The U.S. manufacturing sector just batted 5-for-5 in its version of spring training.
Since mid-2014, the collapse in oil prices has hit manufacturers tied to the energy industry while the rise of the U.S. dollar was broadly crimping activity. These headwinds are no longer strong enough to dim Goldman Sachs Group Inc.’s “near-term optimism” on U.S. manufacturing.
Regional surveys on the state of factories in the Philadelphia, New York, Richmond, Kansas City, and Dallas Federal Reserve districts all showed marked improvement in March. This uptick in activity prompted Goldman Analyst Elad Pashtan to wonder whether the U.S. manufacturing sector had “turned a corner.”
The aggregate improvement in these regional Fed surveys, he observed, constituted the largest one-month jump on record. The upturn in these surveys is supported by such other metrics as railcar volumes, trucking activity, and seaborne container traffic, according to the analyst.
Goldman projects that the ISM Manufacturing Purchasing Managers Index will break above 50, the level that separates contraction and expansion, in its March reading that’s due out on Friday.

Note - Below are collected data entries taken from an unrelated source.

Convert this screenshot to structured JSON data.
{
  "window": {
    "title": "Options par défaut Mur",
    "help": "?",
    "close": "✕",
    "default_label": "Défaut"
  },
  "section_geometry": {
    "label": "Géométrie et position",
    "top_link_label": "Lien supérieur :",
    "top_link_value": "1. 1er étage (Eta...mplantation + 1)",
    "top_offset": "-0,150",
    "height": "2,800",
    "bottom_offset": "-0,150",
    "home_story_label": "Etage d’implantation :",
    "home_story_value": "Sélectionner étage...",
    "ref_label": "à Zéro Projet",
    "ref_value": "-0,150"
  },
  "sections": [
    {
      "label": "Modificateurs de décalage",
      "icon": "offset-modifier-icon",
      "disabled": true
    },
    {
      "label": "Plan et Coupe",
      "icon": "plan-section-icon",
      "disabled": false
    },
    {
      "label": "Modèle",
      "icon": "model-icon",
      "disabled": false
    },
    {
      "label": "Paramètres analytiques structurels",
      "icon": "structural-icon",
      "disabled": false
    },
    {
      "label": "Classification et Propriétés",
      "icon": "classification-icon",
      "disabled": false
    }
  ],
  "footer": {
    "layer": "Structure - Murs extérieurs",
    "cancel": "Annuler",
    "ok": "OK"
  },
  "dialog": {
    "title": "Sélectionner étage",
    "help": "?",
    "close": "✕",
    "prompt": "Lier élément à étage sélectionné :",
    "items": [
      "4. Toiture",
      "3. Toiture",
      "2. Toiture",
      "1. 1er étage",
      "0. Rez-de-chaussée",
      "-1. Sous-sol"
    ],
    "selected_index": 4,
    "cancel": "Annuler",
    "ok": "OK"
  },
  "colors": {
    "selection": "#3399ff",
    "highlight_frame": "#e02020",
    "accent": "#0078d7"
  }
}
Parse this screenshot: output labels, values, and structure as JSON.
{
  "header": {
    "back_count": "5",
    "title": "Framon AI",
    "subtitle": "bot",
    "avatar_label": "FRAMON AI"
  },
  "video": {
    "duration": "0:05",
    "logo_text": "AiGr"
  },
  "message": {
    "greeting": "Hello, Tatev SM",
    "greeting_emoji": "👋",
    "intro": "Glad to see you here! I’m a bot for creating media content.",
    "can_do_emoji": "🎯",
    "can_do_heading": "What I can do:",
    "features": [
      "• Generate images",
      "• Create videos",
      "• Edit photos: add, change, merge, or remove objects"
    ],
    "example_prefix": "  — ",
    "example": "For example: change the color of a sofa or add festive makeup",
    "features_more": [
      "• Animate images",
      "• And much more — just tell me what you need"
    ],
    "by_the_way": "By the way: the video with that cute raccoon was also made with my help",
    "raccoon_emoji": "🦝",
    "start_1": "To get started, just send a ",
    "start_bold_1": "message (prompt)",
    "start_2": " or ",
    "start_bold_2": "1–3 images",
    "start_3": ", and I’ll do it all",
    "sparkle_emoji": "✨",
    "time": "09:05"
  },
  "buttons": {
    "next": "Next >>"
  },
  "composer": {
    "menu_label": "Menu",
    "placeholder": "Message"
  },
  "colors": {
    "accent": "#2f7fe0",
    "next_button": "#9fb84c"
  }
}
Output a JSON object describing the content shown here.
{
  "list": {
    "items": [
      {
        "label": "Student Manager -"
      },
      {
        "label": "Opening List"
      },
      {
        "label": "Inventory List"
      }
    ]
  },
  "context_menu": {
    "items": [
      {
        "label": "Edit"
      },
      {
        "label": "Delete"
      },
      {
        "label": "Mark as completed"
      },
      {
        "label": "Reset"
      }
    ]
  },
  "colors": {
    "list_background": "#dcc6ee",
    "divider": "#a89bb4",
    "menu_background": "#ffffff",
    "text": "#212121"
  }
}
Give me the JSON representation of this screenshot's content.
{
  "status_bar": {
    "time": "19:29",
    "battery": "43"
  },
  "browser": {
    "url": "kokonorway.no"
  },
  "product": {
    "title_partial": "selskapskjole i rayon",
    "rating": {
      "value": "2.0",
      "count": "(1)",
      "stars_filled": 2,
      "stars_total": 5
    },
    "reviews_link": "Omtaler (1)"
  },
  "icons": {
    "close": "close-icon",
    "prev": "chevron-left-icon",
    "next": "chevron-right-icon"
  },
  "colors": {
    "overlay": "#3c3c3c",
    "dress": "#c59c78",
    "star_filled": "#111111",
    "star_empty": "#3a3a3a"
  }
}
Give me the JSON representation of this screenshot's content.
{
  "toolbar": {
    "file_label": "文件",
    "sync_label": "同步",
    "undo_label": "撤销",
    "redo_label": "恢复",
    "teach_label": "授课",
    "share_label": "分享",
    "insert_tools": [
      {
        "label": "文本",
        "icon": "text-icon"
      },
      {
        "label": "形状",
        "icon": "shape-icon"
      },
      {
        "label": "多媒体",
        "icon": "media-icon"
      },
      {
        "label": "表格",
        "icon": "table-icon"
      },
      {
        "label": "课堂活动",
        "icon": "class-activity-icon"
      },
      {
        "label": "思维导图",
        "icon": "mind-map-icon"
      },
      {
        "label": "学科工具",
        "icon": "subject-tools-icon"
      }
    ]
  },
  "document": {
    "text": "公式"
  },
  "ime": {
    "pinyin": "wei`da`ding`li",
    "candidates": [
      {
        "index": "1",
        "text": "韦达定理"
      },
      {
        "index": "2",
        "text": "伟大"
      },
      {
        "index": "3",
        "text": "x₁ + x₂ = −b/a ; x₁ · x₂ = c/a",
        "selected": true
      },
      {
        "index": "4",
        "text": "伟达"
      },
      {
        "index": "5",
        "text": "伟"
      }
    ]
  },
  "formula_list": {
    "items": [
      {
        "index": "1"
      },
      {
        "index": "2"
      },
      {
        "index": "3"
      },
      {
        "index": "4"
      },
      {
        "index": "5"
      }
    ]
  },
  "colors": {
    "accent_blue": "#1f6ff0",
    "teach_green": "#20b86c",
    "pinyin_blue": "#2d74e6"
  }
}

“Nevertheless, any manufacturing recovery is likely to be fragile, as risks from slowing auto sales and further dollar appreciation may derail the recovery,” Pashtan cautioned.
Commenting on the better-than-expected regional manufacturing numbers and recent housing data, Neil Dutta, head of U.S. economics at Renaissance Macro Research, highlighted what he deemed to be the weirdest relationship in economics: The apparent divorce between U.S. economic-surprise indexes, which have largely been on fire since early February, and the coincident decline in the Atlanta Fed’s model for first-quarter gross domestic product.
“Survey measures of activity are less volatile and subject to revision than hard data such as core durables and retail sales. They are also more timely,” Dutta concluded. “This is why we see some chance that growth momentum heading into the second quarter improves.”